Add Variance

Owner	Approvers	Participants
Amin Saied	Daniel Miller, Craig Boucher	Sasha Patotski

This document addresses two points related to the AddVariance class.

A high level description of where expressions are added in the variance computation.
An outline of some of the assumptions and design decisions made when implementing the AddVariance class in Mangrove.

Variance expressions architecture

Recall that there are two methods for computing variance of a given metric:

The standard variance - in the case that the metric is defined at the experiment unit (EU) level,
The delta method variance - in the case that the metric is defined below the EU level.

We give an example of each, describing where expressions are added.

1. Standard variance example

Consider the following simple metrics plan,

base <- user <- userOut

with a metric AVG(x) on userOut. In order to compute the variance of AVG(x) we need to compute x**2 on the user table. The variance can then be computed on the userOut table.

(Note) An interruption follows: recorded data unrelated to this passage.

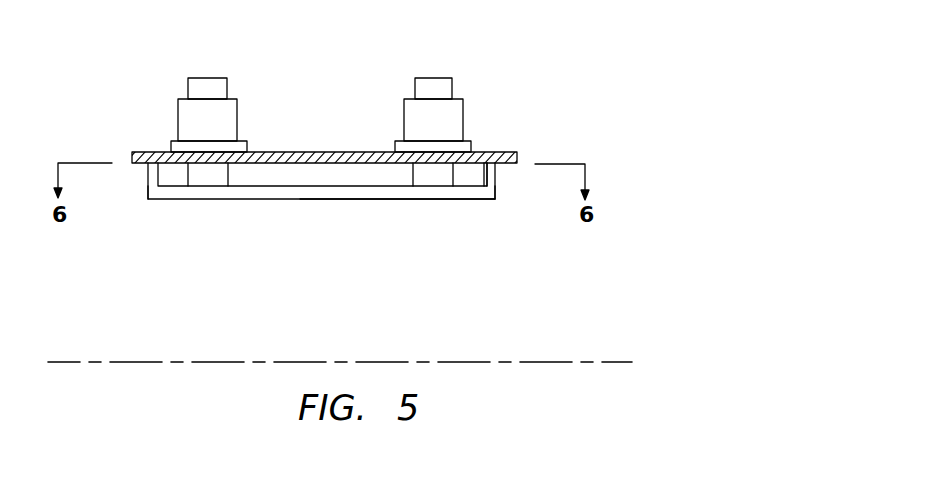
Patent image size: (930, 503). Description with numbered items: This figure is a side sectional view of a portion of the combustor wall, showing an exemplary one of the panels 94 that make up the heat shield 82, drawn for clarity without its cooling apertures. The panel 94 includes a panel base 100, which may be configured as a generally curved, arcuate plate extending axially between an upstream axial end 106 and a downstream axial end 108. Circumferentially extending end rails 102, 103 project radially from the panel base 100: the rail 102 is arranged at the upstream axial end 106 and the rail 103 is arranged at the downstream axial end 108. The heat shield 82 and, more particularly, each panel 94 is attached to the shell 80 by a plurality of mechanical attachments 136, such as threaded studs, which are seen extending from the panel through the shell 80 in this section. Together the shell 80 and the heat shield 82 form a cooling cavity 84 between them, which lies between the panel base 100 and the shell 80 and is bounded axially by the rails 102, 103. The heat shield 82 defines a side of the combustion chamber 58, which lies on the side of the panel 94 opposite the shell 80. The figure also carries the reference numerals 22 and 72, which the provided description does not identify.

The ground / reference plane 22 is at (630, 360).
The combustion chamber 58 is at (363, 290).
The upper region / surface 72 is at (325, 70).
The shell 80 is at (503, 157).
The heat shield 82 is at (397, 244).
The panel 94 is at (460, 203).
The cooling cavity 84 is at (312, 178).
The panel base 100 is at (253, 200).
The end rail 102 is at (154, 173).
The end rail 103 is at (492, 175).
The upstream axial end 106 is at (148, 190).
The downstream axial end 108 is at (498, 186).
The mechanical attachment 136 is at (228, 89).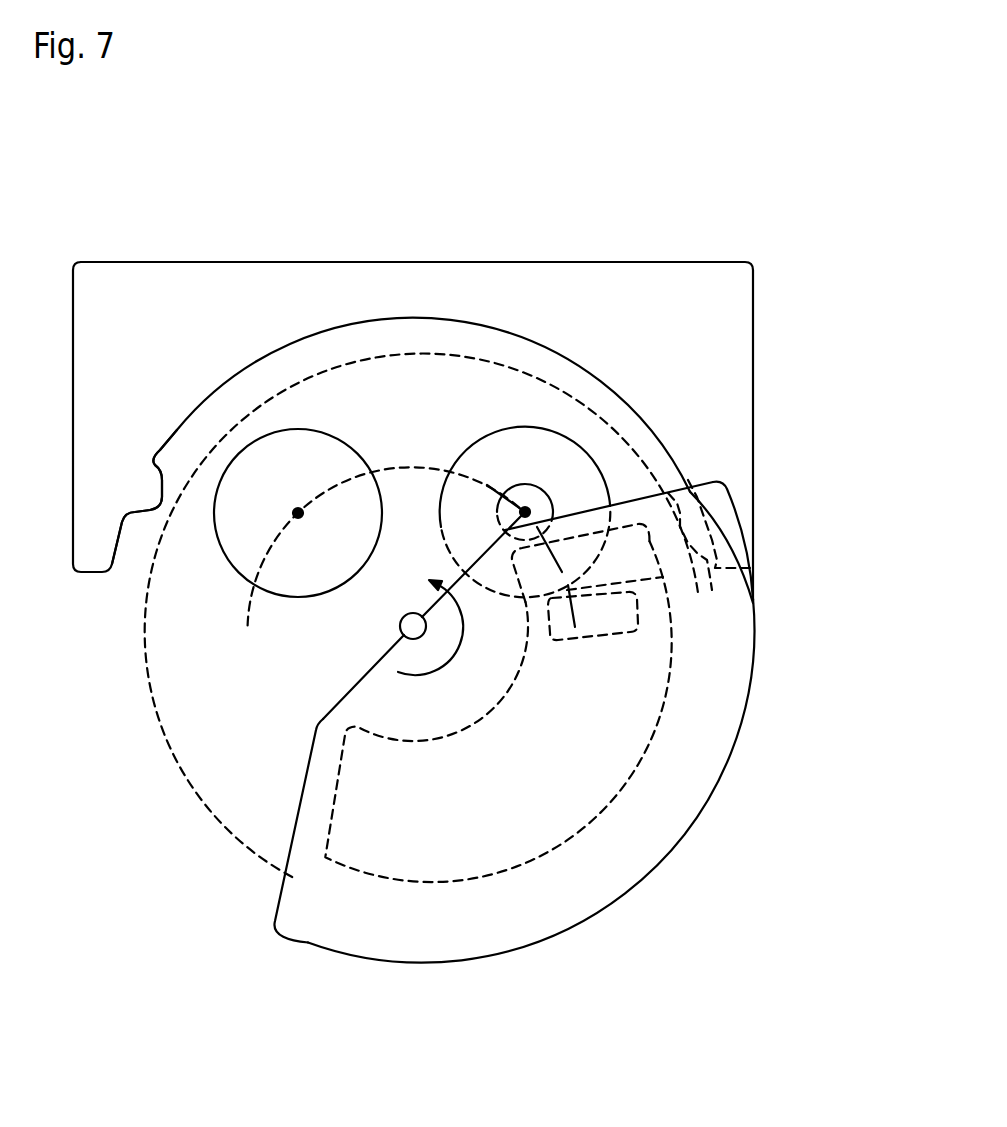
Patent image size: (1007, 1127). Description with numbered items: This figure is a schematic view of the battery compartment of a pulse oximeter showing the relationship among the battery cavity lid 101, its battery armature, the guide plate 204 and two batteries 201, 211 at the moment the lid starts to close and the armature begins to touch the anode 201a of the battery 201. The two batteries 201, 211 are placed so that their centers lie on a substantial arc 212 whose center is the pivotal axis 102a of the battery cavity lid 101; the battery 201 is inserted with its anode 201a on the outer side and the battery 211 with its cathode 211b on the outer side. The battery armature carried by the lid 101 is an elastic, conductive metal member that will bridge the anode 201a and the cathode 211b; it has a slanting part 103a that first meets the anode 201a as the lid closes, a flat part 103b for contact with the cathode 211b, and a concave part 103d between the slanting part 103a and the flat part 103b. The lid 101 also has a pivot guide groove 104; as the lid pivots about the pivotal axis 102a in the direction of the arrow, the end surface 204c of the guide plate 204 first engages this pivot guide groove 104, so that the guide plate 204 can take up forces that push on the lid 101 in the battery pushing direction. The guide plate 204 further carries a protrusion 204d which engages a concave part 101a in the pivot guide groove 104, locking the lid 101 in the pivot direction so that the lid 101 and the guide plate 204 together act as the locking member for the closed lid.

2. Delta method variance example

Consider the following metrics plan,

base <- session <- user <- userOut
                <--------- sessionOut

In this case we need to add expressions to the session, user and sessionOut tables as follows.

session: (x!=null) ? 1 : 0 AS y
user: SUM(x) AS num, SUM(y) AS den, COUNT(y) AS count, num**2, den**2, num*den
sessionOut: Var(num), Var(den) Cov(num, den)

From this, the variance can be computed on the sessionOut table via the delta method.

Assumptions

An important concept associated to a metrics plan is that of level. The level of a table is the condition used in the GROUP BY that defines that table. We make two assumptions related to the level of a table.

Metrics at different levels live on output tables that reference tables at different levels.
There is a bijection between levels and aggregation tables.

We spell these assumptions out below.

1. Output tables reference the appropriate levels

Recall that there are two methods for computing variance of a given metric:

The standard variance - in the case that the metric is defined at the experiment unit (EU) level,
The delta method variance - in the case that the metric is defined below the EU level.

To determine which method should be used to compute variance, we need to determine on what level the metric is defined. We assume that metrics at different level will live on output tables that reference tables at different levels!

For example, consider the following table structure:

base <- session <- user <- userOut
                <--------- sessionOut

Suppose we have a session-level metric that lives on the sessionOut table. Since sessionOut aggregates session, which is below the EU (user in this case), we know to appeal to the delta method to compute the variance for this metric.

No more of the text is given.